L'espace-temps de l'hôtel renvoie ainsi finalement à la spoliation des terres amérindiennes par métonymie (l'Oklahoma est voisin du Colorado) et par synecdoque (le cimetière indien et l'Overlook valant alors pour l'ensemble du territoire américain) et aux crimes commis contre les Afro-américains. C'est peut-être leur sang versé que l'ascenseur de l'Overlook fait remonter des profondeurs de la terre. Ce sang désigne la culpabilité trop facilement oubliée et qui ne demande qu'à couler encore dans l'espace intime.

L'inquiétude expressionniste

Jack a donné une réalité à ses cauchemars (il avoue à Wendy l'avoir tuée ainsi que Danny, dans ses rêves), et s'il l'a fait, c'est sans doute qu'il n'a pu sublimer ses instincts en écrivant son roman. Enfermé, isolé, un intellectuel (un ex-professeur) qui se voudrait artiste ne peut réussir à créer. L'angoisse de la page blanche aboutit à cette phrase inquiétante tapée à l'infini : "all work and no play makes Jack a dull boy" (travail sans loisir rend Jack triste sire). En exigeant de ses acteurs un jeu outré et grimaçant, Kubrick systématise son travail sur le visage humain transformé en masque et explore les mécanismes de la peur et de la violence.

En perpétuelle recherche d’expérimentations, Kubrick décide d’utiliser la Steadicam, une caméra fixée sur harnais qui permet des mouvements d’une fluidité inédite renforçant le sentiment d'inquiétudes et de menaces.

 

Autres Développements

La Warner a édité un somptueux coffret DVD où Shining et Eyes wide shut sont proposés au format 1.85 et non au format du négatif, 1.37. Il est curieux que cette pratique ne soit pas dénoncée par tous ceux qui pensent que le cadre d'un film est primordial. Voir les différences :

format d'origine 1,37
Format 1:85, haut et bas tronqués
récupération sur la largeur gauche de la piste sonore du 1.37

Pour Michel Ciment Shining présente de troublantes analogies avec 2001, l'œuvre antérieure de Kubrick. Ainsi, sa structure narrative obéit-elle aussi au nombre quatre, même si le rapport temporel entre les parties est singulièrement différent. Le premier mouvement présente un paysage grandiose de montagnes, de forêts et de lacs dans lesquels les personnages sont perdus, écrasés, dominés (l'aube de l'humanité). Le second mouvement, dans l'hôtel Overlook, voit le directeur confier à Jack une mission, celle de veiller pendant plusieurs mois sur son établissement. Même cordialité convenue, mêmes rapports sociaux stéréotypés que, sur la lune, dans les scènes qui précèdent le départ du Discovery. Le troisième mouvement enferme nos trois passagers dans un lieu clos, isolé du monde où ils doivent s'occuper des machines et communiquer à l'extérieur par téléphone par message radio avant que le système de transmission soit déréglé. L'Overlook comme l'astronef, permet à Kubrick de combiner les sensations contradictoires d'agoraphobie et de claustrophobie, et à ses personanges de se livrer aux jeux et aux sports (Danny avec son tricycle et ses fléchettes, Jack avec sa balle) avant que le responsable numéro un ne sombre dans la folie. Le quatrirème mouvement enfin, sans paroles comme le premier, est un voyage d'initiation, de mort et de transfiguration, cette fois à l'intérieur du labyrinthe et qui s'achève dans le passé, avec une musique nostalgique des année 20. Cette chanson renvoie à l'atmosphère fitzgéraldienne où se complait l'écrivain alcoolique, comme la valse de Johan Strauss en conclusion de 2001 évoquait l'époque révolue d'une Vienne légère, grisante et au bord du gouffre.
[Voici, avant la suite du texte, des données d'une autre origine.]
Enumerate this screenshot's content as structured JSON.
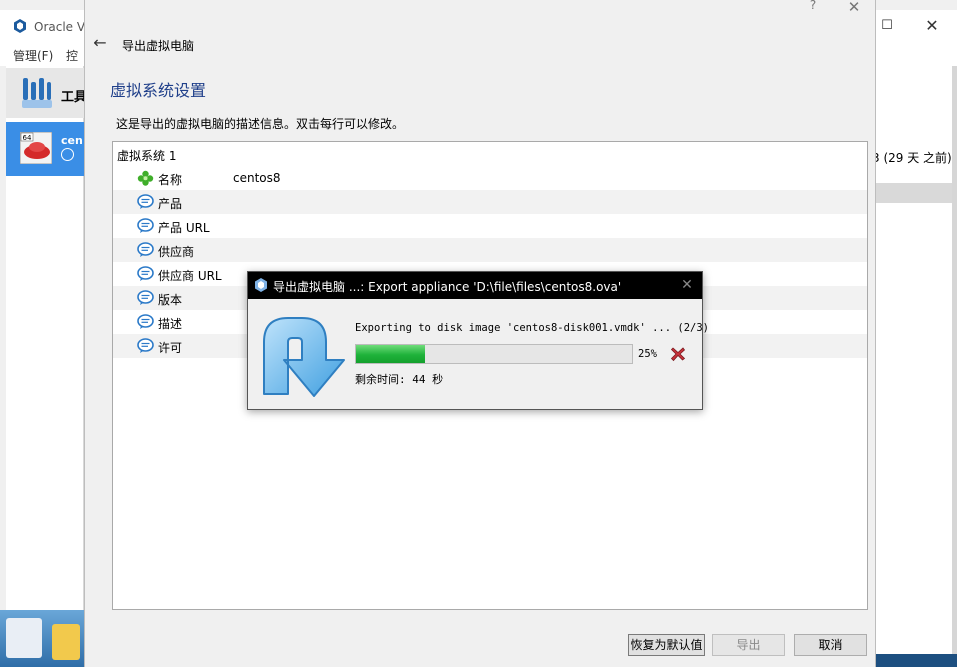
{
  "background_window": {
    "title": "Oracle V",
    "menu": {
      "manage": "管理(F)",
      "control": "控"
    },
    "tools_label": "工具",
    "vm": {
      "name": "cen",
      "os_badge": "64"
    },
    "snapshot_time": "3 (29 天 之前)"
  },
  "wizard": {
    "help": "?",
    "title": "导出虚拟电脑",
    "heading": "虚拟系统设置",
    "description": "这是导出的虚拟电脑的描述信息。双击每行可以修改。",
    "tree": {
      "root": "虚拟系统 1",
      "rows": [
        {
          "key": "名称",
          "value": "centos8",
          "icon": "name-icon"
        },
        {
          "key": "产品",
          "value": "",
          "icon": "comment-icon"
        },
        {
          "key": "产品 URL",
          "value": "",
          "icon": "comment-icon"
        },
        {
          "key": "供应商",
          "value": "",
          "icon": "comment-icon"
        },
        {
          "key": "供应商 URL",
          "value": "",
          "icon": "comment-icon"
        },
        {
          "key": "版本",
          "value": "",
          "icon": "comment-icon"
        },
        {
          "key": "描述",
          "value": "",
          "icon": "comment-icon"
        },
        {
          "key": "许可",
          "value": "",
          "icon": "comment-icon"
        }
      ]
    },
    "buttons": {
      "restore": "恢复为默认值",
      "export": "导出",
      "cancel": "取消"
    }
  },
  "progress": {
    "title": "导出虚拟电脑 ...: Export appliance 'D:\\file\\files\\centos8.ova'",
    "status": "Exporting to disk image 'centos8-disk001.vmdk' ... (2/3)",
    "percent_value": 25,
    "percent_label": "25%",
    "remaining": "剩余时间: 44 秒"
  },
  "colors": {
    "accent_selected": "#3a8ee6",
    "heading": "#1f3f8a",
    "progress_fill": "#1fb23a"
  }
}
A la réduction progressive de l'espace et du temps objectifs (des montagnes à l'hôtel, puis au labyrinthe ; des mois aux jours puis aux heures) correspond une expansion du temps et de l'espace intérieurs.

Quelques années plus tôt, Jack, dérangé dans son travail par Danny, lui avait démis l'épaule dans un accès de colère. Ce geste castrateur conduit Danny à s'inventer un double qui parle par sa bouche.

"Le double était primitivement une assurance contre la destruction du moi, un énergique démenti à la puissance de la mort" (Freud Essais de psychanalyse appliquée (collection idées) Gallimard, paris1971, 254p.

Mais si, pour l'enfant, le double est une garantie de survie, une protection, il devient pour l'adulte (ainsi qu'en témoigne la schizophrénie progressive de Jack, soulignée par son reflet dans le miroir) un inquiétant signe avant-coureur de la mort. Poussons plus loin l'analyse : le don de double vue que possède depuis quelque temps Danny n'est-il pas une autre manifestation du rapport substitutif qui se manifeste dans les rêves, les fantasmes et les mythes, entre les yeux et le membre viril ? Si la crainte pour les yeux est, comme le veut Freud, un substitut fréquent de la peur de la castration, une double vue n'est-elle pas alors l'expression d 'une survirilité venant s'opposer à la volonté destructrice du père, et conduisant celui-ci en un cycle infernal à une fureur exterminatrice encore plus prononcé.

Ainsi, à la fusion cosmique proposée par 2001, Shining répond par la victoire du fils, une seconde naissance à l'age adulte. Danny en abolissant l'espace et le temps, en créant un monde parallèle qui se substitue au monde réel, obéit à une fonction imaginante qui est celle de tout metteur en scène. Il représente aussi la victoire du visuel sur l'écrit, la fécondité de l'enfant face à la stérilité du père.

Shining fait donc des rapports affectifs à l'intérieur de la famille le centre de son propos. Le home du foyer, agressé de l'extérieur dans Orange mécanique (M. Alexander l'écrivain, victime de son double Alex) devient avec Barry Lyndon, Shining et plus tard Eyes wide shut, le lieu intérieur de tous les conflits. Dans Shining, Jack, obsédé jusqu'à l'angoisse par la rivalité de son fils (toujours plus attaché à sa mère avec des retours d'affection vers son père), sera conduit à la folie et à la mort. L'enfant, si menaçant que puisse se montrer le père, finit une fois de plus par l'emporter.